I talked about the topic with Peter a bit and thought it to be a natural extension of his work in the connected devices spaces and their recent visit to Casa Jasmina in Torino.
I hope to get around to reading it soon since right now I have no desire or opportunity to live in a connected home. The housing stock in Berlin is old and does not lend itself well to connectivity. Our current house has a central water heater but even then most faucets are heated locally using electricity. Internet connectivity (let alone Fiber to the Home) is hard to find in many houses and you can count yourself lucky if you can get a Kabel Deutschland connection.
I think I would like to take the best of what these technologies can bring but they probably only make sense if you innovate in the other layers of a house as well as in what is built and the way it is built.

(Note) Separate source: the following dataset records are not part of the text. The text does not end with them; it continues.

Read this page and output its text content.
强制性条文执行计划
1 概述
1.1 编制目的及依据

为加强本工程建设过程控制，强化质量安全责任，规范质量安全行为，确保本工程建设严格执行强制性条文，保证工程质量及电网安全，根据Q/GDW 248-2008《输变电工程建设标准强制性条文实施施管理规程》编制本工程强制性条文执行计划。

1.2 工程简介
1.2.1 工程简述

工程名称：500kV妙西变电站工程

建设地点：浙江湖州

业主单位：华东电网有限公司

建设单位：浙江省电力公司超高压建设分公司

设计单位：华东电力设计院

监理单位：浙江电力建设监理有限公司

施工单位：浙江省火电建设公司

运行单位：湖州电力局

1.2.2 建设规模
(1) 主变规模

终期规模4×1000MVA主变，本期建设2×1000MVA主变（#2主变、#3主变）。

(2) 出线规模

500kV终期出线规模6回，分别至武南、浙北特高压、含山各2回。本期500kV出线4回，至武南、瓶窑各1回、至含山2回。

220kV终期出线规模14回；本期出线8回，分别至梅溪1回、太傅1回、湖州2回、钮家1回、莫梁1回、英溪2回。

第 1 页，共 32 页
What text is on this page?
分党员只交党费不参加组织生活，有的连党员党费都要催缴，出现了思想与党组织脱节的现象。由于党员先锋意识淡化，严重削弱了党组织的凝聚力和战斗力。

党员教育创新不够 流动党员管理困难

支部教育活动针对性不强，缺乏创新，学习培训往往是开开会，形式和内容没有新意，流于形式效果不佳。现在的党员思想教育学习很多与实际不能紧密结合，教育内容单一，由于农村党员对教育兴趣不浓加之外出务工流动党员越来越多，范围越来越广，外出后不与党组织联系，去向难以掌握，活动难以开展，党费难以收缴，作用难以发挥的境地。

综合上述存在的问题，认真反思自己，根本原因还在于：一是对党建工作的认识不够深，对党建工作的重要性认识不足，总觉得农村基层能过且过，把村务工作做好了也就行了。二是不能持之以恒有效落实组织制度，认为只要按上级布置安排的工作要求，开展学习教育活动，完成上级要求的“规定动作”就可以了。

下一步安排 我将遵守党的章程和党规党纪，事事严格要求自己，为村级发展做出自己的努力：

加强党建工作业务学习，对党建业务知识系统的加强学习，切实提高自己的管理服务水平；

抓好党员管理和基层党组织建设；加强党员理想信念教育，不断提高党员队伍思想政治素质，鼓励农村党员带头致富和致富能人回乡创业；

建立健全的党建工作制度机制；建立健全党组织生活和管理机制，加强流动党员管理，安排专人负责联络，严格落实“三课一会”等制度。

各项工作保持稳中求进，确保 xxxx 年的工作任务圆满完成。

If you look at the six Ss, connectivity consists of things at the manufactured level of Stuff (cheap consumer grade electronics from China). It latches onto the Space Plan and I would guess it has considerable effects on that and would benefit from changes in that plan. More problematically it pierces these layers and as such deteriorates the structural integrity of the house further. Connected things need to either interface with the Services layer or call for new Services to be deployed throughout the house. These move from the inside out but also from the outside —Skin layer— in when it comes to things like solar power and geothermal connectivity.
It seems an interesting though complicated time to be an architect. The API and expectation surface of a house is exploding while the margins and expertise of your average architecture practice leave a lot to be desired.
What would then seem obvious is that we need systematic and generative ways of creating our dwellings in which the inhabitants of a house are participants as much as the traditional experts are. It seems like connected homes will make more sense and sense made of them when you consider the movements of self-built buildings and open source dwellings.